Ogni anno, la corsa delle tartarughine appena nate verso il mare cattura l'attenzione di studiosi e appassionati, ma fino a poco tempo fa c'era un grande punto interrogativo su ciò che accade un attimo prima di quel momento: come fanno esattamente le tartarughe a emergere dalla sabbia? Un nuovo studio, appena pubblicato sulla rivista Proceedings of the Royal Society B: Biological Sciences, ha finalmente svelato il mistero, grazie all'uso di zainetti fatti su misura.
Questi "zainetti" non sono altro che piccoli accelerometri, strumenti utili a misurare i movimenti e i cambiamenti di velocità degli animali che li indossano, registrando anche i movimenti avanti e indietro oppure laterali. È la prima volta che questa tecnologia viene utilizzata per studiare i movimenti delle tartarughe appena nate. Lo studio è stato condotto sull'isola di Heron, in Australia, una delle spiagge preferite dalle tartarughe verdi (Chelonia mydas) per la nidificazione, situata all'estremità meridionale della Grande Barriera Corallina.
Gli scienziati, grazie a un rilevatore di schiusa, sapevano esattamente quando le piccole stavano per uscire dalle uova, cosa che avviene circa 60 giorni dopo la deposizione. Al momento giusto, hanno quindi scavato delicatamente nella sabbia per trovare le prime tartarughine già emerse dall'uovo e attaccare loro il piccolo accelerometro sulla schiena. La sabbia è stata poi ricomposta e le tartarughine sono state lasciate libere di muoversi. I dati raccolti hanno rivelato diversi risultati inediti e piuttosto sorprendenti.
Le tartarughine, pur schiudendosi senza sapere in alcun modo quale sia la direzione "giusta" verso la superficie, riescono quasi sempre a orientarsi correttamente verso l'alto.
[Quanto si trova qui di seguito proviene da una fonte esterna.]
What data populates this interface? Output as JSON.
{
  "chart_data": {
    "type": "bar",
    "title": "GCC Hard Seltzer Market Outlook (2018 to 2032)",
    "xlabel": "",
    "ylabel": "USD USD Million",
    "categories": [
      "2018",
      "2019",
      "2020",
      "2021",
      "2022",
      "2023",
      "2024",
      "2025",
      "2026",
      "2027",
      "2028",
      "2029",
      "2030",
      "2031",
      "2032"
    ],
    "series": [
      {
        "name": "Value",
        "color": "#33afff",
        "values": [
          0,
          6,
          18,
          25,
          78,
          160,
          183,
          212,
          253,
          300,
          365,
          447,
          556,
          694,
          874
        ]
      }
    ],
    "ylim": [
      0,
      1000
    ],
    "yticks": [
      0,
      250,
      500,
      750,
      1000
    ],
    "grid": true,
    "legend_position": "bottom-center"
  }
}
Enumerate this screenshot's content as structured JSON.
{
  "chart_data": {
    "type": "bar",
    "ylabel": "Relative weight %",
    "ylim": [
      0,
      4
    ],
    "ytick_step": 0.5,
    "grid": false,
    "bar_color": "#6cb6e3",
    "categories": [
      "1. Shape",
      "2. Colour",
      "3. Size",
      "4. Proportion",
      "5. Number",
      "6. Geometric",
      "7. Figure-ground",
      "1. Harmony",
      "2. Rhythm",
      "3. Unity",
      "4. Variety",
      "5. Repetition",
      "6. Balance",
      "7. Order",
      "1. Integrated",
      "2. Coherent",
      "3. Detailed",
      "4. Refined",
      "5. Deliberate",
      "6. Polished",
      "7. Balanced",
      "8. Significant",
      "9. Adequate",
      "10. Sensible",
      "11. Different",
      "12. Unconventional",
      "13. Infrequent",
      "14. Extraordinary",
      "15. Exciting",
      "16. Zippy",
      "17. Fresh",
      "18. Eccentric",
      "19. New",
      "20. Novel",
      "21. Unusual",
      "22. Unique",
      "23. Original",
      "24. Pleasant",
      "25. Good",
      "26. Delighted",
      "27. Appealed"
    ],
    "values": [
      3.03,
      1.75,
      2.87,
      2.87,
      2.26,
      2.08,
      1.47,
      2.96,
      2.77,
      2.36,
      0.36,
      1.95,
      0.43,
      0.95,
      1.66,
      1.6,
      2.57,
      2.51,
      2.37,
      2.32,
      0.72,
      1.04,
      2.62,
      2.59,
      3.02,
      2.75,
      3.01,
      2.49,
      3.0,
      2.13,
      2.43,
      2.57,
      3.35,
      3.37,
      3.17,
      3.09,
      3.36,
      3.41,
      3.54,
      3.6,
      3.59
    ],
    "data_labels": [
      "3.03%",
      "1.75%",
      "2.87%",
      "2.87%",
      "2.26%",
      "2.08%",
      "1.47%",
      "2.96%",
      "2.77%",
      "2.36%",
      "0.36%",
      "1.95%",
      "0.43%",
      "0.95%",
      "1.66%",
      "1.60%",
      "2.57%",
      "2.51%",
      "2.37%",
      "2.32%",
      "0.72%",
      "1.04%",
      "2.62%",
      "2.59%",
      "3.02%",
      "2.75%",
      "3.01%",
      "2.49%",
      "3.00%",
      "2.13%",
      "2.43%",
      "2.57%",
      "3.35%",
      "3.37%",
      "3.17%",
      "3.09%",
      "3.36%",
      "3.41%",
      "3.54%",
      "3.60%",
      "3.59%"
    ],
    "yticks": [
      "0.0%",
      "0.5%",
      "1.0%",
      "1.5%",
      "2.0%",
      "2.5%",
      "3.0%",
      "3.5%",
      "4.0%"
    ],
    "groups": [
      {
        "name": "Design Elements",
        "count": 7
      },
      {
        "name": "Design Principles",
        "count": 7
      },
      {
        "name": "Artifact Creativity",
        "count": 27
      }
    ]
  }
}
Inoltre, in precedenza si pensava che scavassero per uscire dal nido alternando le piccole pinne, ma il movimento registrato dagli accelerometri è in realtà molto più simile al nuoto, con movimenti verso dorso-ventrali verso l'alto, invece che laterali. Le tartarughine, quindi, più che scavare, nuotano letteralmente nella sabbia, muovendosi come se fossero già in acqua.
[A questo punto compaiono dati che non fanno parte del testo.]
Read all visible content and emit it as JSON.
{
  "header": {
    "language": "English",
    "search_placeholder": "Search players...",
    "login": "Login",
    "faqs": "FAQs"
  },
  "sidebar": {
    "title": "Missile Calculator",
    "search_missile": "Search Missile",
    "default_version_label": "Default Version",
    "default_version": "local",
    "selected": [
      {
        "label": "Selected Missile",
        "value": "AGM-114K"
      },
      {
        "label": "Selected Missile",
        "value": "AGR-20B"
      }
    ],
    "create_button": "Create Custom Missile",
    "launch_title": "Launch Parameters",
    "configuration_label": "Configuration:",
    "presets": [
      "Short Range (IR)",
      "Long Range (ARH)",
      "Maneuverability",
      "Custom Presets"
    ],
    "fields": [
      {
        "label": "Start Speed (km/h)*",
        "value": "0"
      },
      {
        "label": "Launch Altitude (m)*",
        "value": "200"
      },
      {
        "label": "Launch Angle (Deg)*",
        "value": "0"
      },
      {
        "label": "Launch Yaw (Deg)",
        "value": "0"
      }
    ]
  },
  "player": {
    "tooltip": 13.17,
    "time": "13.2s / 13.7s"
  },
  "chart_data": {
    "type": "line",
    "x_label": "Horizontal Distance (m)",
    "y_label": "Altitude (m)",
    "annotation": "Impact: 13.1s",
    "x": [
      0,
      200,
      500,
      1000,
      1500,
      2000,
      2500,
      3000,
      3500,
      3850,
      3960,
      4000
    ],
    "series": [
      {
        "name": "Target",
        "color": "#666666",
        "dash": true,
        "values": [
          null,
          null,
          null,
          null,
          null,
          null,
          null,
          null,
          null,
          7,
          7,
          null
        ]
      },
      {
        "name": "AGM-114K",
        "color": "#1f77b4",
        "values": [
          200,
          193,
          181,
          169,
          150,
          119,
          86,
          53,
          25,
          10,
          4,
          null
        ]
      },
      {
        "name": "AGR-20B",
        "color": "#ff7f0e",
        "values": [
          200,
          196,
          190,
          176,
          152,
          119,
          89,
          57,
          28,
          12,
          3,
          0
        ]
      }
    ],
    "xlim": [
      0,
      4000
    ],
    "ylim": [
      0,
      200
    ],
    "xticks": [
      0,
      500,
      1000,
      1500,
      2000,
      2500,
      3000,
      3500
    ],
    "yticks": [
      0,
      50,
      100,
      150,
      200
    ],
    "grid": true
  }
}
«Non ci si pensa, ma ci vuole uno sforzo incredibile per questi piccoli esseri nel nuotare nella sabbia al buio, con pochissimo ossigeno», ha spiegato Lisa Schwanz, coautrice dello studio. «Succede proprio sotto i nostri piedi, ma non avevamo ancora la tecnologia per comprendere a fondo questo fenomeno». Lo studio ha anche svelato che le tartarughine riposano solo per brevi periodi durante la loro scalata verso la superficie. Inoltre, il loro movimento cambia a seconda della profondità: quando si avvicinano alla superficie, si muovono solo di notte, probabilmente per evitare i predatori.
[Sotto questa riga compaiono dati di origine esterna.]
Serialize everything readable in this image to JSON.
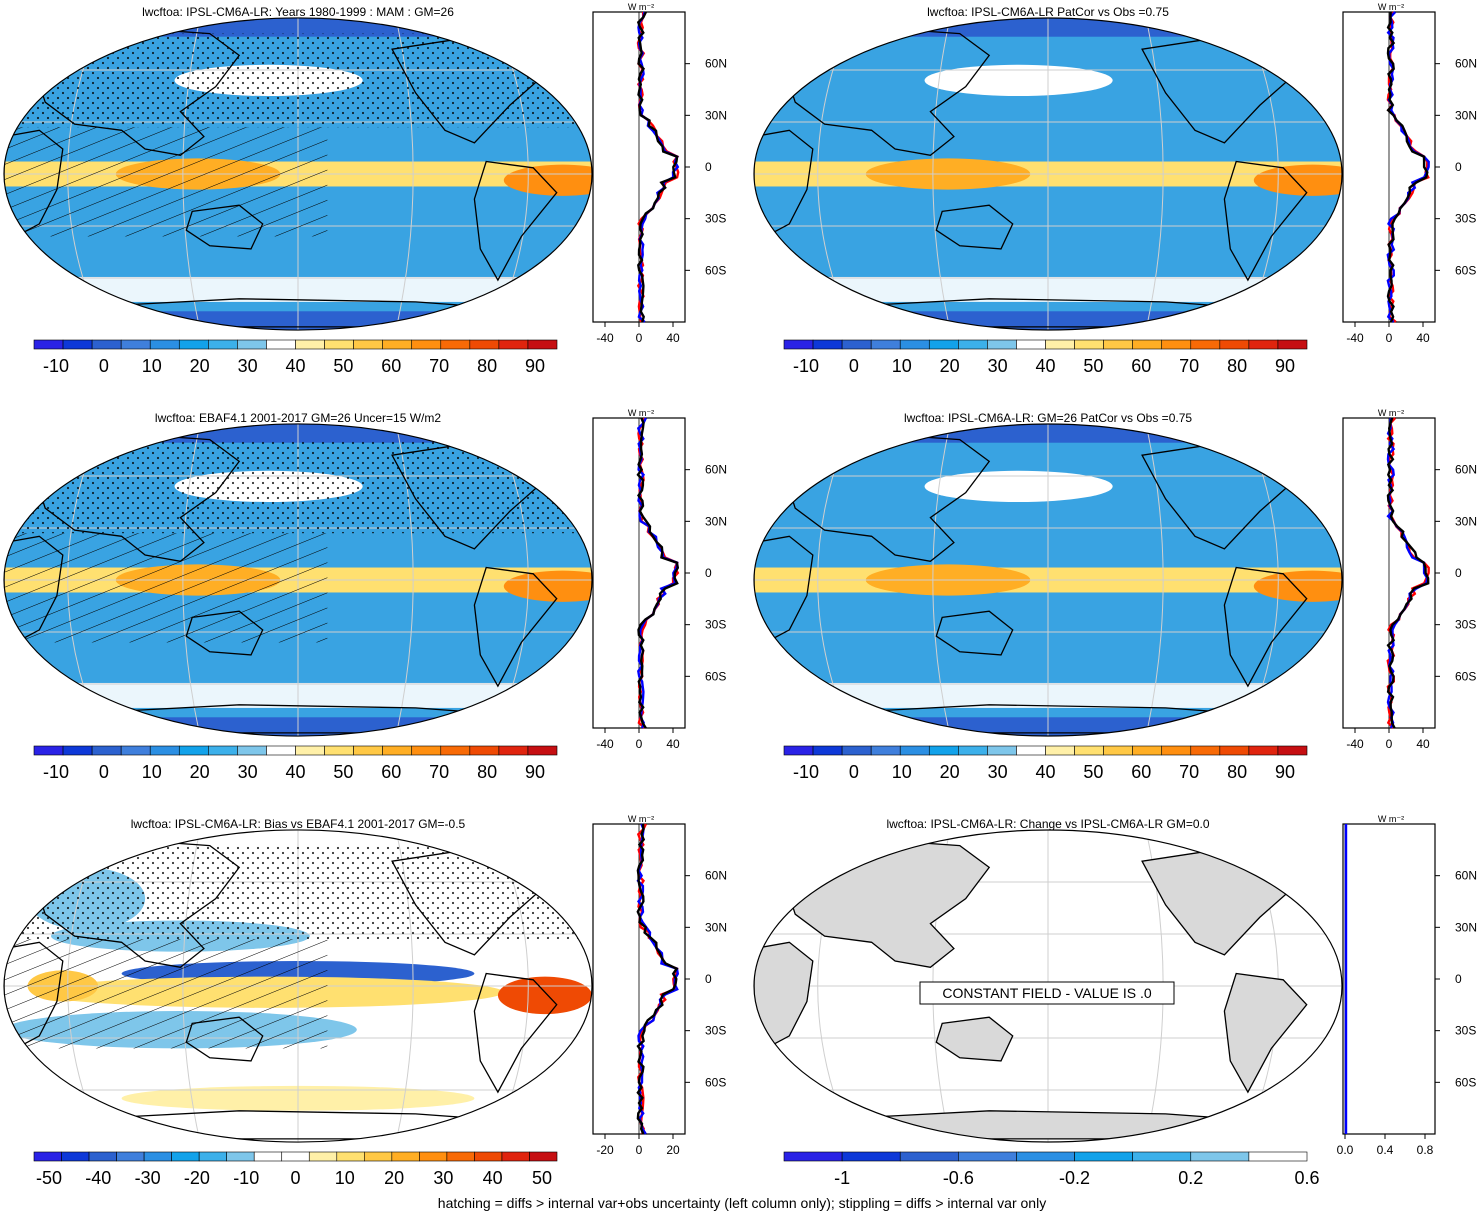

«Quando immagino una tartarughina appena uscita dall'uovo, penso a quanto sia immersa nel buio completo», ha aggiunto Davey Dor, autore principale dello studio. «Non ci sono segnali che indichino quale sia la direzione verso la superficie, eppure si orientano e si muovono verso l'alto con incredibile precisione». Questa nuova metodologia apre la strada a una migliore comprensione dell'ecologia delle tartarughe marine, rispondendo a numerose domande che potrebbero portare a nuove misure di conservazione per proteggere questi antichi e affascinanti rettili.